Yun Che konuşmasını bitirdikten sonra döndü ve ayrıldı.
(Ç.N: Masmavi Bulut Kıtasında Yun Che'ye Sherlock Holmes'in Kayıp Dölü de denildiği olmuştur.)
Sadece Yun Che on adımdan fazla attıktan sonra adam aniden ayılabildi. Uzun bir adım attı ve Yun Che'nin önüne geçti. Onun hızı Yun Che'nin ardıl görüntüleri bile göremeyeceği kadar hızlıydı. "Bekle, küçük kardeş, hayır bekle! Büyük kardeş, senin gibi yüksek seviyeli birini kışkırtmamın sebebi yeteneklerimi olduklarından fazla görmem, gözlerim vardı ancak göremiyordum. Ama... Ama Anka Ayçiçeği benim için gerçekten çok önemli, onu bana vermen için sana yalvarıyorum..."

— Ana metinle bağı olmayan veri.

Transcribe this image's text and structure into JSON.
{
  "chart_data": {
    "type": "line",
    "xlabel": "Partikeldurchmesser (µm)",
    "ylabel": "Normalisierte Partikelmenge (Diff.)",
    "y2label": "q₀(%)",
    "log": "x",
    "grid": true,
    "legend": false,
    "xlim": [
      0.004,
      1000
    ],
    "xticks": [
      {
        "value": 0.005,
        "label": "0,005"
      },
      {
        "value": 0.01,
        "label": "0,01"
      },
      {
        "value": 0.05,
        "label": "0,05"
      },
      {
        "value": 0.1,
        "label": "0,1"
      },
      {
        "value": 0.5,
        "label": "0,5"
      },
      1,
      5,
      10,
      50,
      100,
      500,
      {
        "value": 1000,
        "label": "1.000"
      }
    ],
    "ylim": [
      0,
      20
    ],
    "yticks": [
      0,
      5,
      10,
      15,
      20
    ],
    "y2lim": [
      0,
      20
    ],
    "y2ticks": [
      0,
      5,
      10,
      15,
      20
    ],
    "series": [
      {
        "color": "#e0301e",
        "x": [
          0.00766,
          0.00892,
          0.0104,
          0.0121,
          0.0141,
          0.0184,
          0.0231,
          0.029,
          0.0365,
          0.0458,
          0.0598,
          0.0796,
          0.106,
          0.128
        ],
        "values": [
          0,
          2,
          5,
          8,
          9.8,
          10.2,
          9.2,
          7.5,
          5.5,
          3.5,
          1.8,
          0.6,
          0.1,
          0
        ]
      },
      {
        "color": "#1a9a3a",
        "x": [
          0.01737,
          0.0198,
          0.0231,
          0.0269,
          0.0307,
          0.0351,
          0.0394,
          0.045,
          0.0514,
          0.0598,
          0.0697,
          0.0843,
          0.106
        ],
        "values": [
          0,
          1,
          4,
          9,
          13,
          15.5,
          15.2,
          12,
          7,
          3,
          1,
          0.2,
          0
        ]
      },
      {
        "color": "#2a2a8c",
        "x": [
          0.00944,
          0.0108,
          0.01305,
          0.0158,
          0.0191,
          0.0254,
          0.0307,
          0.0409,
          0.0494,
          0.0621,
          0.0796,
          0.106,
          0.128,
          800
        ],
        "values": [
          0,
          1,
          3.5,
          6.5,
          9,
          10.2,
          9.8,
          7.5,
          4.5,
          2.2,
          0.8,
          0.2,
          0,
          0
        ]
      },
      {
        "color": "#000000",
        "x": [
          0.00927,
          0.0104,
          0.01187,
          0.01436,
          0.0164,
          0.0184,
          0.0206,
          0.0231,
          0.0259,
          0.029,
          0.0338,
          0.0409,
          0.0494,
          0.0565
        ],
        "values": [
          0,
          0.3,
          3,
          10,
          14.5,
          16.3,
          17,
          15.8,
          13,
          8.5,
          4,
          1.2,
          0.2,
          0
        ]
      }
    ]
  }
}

O aslında yetenekleri sayesinde Anka Ayçiçeğine kim sahip olursa olsun kolaylıkla çalabileceğine inanıyordu. Yun Che gibi bir mutlak canavara rastlayacağını asla beklememişti ve şu an ondan çalmanın imkansız olduğunu anlamıştı. Üstelik Yun Che onu serbest bıraktığı için daha fazla numara denemesine gerek yoktu. Ancak çalmak için hayatını riske atsa bile çaresizce Anka Ayçiçeği’ne ihtiyacı vardı. Eğer çalmak işe yaramıyorsa tek yapabileceği... yalvarmaktı.
"Merak etme, karşılıksız olarak kesinlikle vermene izin vermem." Mutlak bir içtenlikle konuştu. "Onu almak için iki bin mor kaynak parası kullandın... Ben üç bin... Hayır! Beş bin... Hayır! On bin... Onu senden almak için on bin mor kaynak parası vereceğim!"
İnanılmayacak kadar çılgın fiyatı söyledikten sonra mor parlayan bir kaynak para kartı çıkardı ve yalvaran bir ifade ile Yun Che'ye baktı.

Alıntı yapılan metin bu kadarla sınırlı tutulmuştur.